A former Lindale High School football quarterback is making moves in the film industry. Houston Hill, a 1998 Lindale High School graduate, is one of the producers of “12 Mighty Orphans,” which tells the story of a Texas orphanage football team’s rise to success.

The film, which opens in theaters Friday, stars Luke Wilson, Robert Duvall, Martin Sheen, Vinessa Shaw and Wayne Knight.

“12 Mighty Orphans” tells the true events of the Mighty Mites, a football team at a Fort Worth orphanage that, during the Great Depression, went from playing without shoes — or even a football — to playing for a state championship, according to the information about the film.

Hill, who is from Dallas, was raised in Wills Point. However, the opportunity came up to continue playing football under coach Mike Meador at Lindale High School. Meador had coached Hill at Wills Point, but when he accepted a position at Lindale High, Hill’s family packed up and moved so that Hill could continue pursuing his football career under Meador.

“Growing up at the high school in Lindale, they had theater, but they didn’t really have the arts at that time,” Hill said. “I was more focused on sports and stuff like that, but growing up, I always had an affinity for sports movies and would rather be watching movies than out playing sports.”

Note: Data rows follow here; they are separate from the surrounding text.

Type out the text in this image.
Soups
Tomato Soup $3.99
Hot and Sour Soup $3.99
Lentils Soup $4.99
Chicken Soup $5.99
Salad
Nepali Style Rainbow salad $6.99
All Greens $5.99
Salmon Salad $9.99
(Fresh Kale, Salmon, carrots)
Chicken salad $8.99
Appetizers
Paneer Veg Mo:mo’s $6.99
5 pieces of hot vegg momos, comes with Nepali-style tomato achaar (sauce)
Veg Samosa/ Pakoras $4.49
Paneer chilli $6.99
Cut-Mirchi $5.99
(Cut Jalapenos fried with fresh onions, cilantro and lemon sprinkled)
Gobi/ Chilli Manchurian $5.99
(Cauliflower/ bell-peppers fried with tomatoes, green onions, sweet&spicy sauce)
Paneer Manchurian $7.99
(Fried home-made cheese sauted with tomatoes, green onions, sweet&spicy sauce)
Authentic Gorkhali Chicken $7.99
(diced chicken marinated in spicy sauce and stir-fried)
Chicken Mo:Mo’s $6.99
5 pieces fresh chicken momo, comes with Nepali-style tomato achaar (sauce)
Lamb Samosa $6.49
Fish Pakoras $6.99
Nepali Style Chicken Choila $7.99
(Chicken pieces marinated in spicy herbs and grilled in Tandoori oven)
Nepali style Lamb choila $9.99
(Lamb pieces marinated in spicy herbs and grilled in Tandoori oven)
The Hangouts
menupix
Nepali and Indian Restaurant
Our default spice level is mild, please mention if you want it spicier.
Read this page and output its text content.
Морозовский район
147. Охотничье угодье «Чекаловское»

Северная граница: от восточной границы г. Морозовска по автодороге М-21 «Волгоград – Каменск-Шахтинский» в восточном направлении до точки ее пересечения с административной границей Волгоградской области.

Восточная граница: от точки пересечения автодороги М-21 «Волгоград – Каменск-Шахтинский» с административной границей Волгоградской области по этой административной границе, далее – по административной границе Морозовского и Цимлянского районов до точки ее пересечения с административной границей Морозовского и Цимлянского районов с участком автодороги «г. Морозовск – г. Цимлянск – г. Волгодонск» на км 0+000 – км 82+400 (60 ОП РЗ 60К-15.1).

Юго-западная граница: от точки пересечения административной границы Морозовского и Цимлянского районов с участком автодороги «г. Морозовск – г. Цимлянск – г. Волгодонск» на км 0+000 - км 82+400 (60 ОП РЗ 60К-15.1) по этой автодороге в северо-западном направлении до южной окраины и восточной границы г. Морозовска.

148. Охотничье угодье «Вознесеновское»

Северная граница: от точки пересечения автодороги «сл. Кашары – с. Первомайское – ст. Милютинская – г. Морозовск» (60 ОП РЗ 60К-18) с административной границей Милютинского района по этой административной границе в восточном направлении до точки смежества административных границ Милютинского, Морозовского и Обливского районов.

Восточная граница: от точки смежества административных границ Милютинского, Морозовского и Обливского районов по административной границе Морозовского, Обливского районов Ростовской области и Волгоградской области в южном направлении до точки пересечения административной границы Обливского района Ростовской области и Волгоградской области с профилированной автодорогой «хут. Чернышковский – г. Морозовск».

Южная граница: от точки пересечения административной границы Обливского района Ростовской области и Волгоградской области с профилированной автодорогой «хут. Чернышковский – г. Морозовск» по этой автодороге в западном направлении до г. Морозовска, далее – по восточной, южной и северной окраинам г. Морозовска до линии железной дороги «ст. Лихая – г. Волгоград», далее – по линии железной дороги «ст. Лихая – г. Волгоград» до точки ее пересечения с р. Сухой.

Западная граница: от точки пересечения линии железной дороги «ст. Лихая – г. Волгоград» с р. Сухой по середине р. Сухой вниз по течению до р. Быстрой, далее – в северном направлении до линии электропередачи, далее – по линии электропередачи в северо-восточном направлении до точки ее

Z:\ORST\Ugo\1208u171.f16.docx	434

At the time Hill was in high school, “Remember the Titans” came out and quickly became his favorite movie. Also based on a true story, the movie inspired Hill to continue in his football career. Not only was it his favorite film, but his friends nicknamed him Sunshine, after the main character in the movie who also was a quarterback.

After playing football at Lindale, Hill graduated and attended Texas State University, where he played football until he got hurt. He moved back to East Texas and attended Tyler Junior College for a semester, where he made the decision to leave football.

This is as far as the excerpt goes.